Build an AI agent that automates patient intake by generating dynamic forms, verifying insurance eligibility, collecting medical history, and managing consent documents before the visit.

The Patient Intake Problem

The average patient spends 15 to 20 minutes filling out paperwork before every visit. Much of this data already exists somewhere in the healthcare system — previous visit records, insurance databases, pharmacy histories. An AI intake agent can pre-populate known information, ask only for what is missing, verify insurance in real time, and present everything to the clinical team before the patient walks through the door.

The result is shorter wait times, fewer data entry errors, and more complete records at the point of care.

Dynamic Form Generation

Rather than handing every patient the same 10-page clipboard, the intake agent generates forms based on the visit type, the patient's history, and what data the practice already has on file:

from dataclasses import dataclass, field
from enum import Enum
from typing import Optional

class FieldType(Enum):
    TEXT = "text"
    DATE = "date"
    SELECT = "select"
    MULTI_SELECT = "multi_select"
    BOOLEAN = "boolean"
    FILE_UPLOAD = "file_upload"

@dataclass
class IntakeField:
    name: str
    label: str
    field_type: FieldType
    required: bool = True
    options: list[str] = field(default_factory=list)
    prefilled_value: Optional[str] = None
    help_text: Optional[str] = None

class IntakeFormGenerator:
    def __init__(self, patient_record: dict, visit_type: str):
        self.patient = patient_record
        self.visit_type = visit_type

    def generate_fields(self) -> list[IntakeField]:
        fields = self._base_demographics()
        fields += self._insurance_fields()
        fields += self._visit_specific_fields()
        fields += self._consent_fields()
        # Remove fields we already have valid data for
        return [f for f in fields if not self._is_already_complete(f)]

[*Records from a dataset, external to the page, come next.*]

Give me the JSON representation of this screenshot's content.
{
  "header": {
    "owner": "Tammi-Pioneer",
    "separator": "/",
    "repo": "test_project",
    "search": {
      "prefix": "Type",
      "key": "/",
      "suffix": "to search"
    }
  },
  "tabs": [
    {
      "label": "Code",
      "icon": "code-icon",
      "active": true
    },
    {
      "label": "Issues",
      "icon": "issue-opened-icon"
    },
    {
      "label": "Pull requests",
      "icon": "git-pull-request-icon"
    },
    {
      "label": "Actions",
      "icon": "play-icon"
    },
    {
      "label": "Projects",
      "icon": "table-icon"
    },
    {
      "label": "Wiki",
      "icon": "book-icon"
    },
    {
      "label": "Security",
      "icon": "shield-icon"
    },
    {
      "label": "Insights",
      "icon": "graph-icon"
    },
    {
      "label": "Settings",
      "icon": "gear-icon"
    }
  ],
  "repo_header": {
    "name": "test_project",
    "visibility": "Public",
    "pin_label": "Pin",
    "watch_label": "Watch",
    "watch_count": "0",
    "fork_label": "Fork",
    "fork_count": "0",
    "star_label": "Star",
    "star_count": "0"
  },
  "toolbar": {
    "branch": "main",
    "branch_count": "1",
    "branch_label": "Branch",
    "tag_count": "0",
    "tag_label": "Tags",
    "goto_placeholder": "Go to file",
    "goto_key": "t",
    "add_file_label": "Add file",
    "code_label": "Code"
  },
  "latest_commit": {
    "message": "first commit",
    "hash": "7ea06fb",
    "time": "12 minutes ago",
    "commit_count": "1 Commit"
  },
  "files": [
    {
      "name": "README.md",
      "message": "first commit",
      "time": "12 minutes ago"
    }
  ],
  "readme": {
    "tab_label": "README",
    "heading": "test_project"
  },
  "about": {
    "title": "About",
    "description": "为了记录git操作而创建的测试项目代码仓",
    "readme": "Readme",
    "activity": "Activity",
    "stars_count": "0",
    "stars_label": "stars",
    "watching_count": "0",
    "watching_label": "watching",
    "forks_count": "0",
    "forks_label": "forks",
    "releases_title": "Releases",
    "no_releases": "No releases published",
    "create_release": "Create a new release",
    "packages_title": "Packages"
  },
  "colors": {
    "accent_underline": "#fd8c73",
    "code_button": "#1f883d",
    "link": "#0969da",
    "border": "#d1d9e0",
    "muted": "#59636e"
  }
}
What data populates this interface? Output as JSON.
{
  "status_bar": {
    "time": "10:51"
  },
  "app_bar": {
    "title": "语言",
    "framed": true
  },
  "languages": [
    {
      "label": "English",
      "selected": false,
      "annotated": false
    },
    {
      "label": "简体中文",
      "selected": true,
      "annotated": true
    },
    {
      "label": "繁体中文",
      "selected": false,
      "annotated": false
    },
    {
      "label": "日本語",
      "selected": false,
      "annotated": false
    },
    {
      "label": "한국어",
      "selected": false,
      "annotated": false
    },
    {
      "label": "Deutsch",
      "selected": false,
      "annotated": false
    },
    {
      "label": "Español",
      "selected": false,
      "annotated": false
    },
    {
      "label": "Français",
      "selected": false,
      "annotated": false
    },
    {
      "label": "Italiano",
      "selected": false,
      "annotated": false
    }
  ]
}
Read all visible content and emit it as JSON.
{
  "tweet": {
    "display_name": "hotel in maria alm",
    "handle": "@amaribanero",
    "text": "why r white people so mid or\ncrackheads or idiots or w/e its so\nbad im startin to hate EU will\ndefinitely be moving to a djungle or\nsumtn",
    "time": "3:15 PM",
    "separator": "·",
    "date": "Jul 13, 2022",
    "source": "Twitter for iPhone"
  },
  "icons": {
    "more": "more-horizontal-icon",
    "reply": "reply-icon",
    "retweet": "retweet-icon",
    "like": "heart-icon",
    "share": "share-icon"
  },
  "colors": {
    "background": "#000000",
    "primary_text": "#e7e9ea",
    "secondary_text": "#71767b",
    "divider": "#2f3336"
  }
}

    def _base_demographics(self) -> list[IntakeField]:
        return [
            IntakeField(
                name="full_name",
                label="Full Legal Name",
                field_type=FieldType.TEXT,
                prefilled_value=self.patient.get("name"),
            ),
            IntakeField(
                name="date_of_birth",
                label="Date of Birth",
                field_type=FieldType.DATE,
                prefilled_value=self.patient.get("dob"),
            ),
            IntakeField(
                name="phone",
                label="Phone Number",
                field_type=FieldType.TEXT,
                prefilled_value=self.patient.get("phone"),
            ),
            IntakeField(
                name="emergency_contact",
                label="Emergency Contact Name and Phone",
                field_type=FieldType.TEXT,
            ),
        ]

    def _is_already_complete(self, field_obj: IntakeField) -> bool:
        if field_obj.prefilled_value and field_obj.name != "emergency_contact":
            return True
        return False

The key insight is _is_already_complete — the agent skips fields where valid data already exists, turning a 40-field form into a 10-field form for returning patients.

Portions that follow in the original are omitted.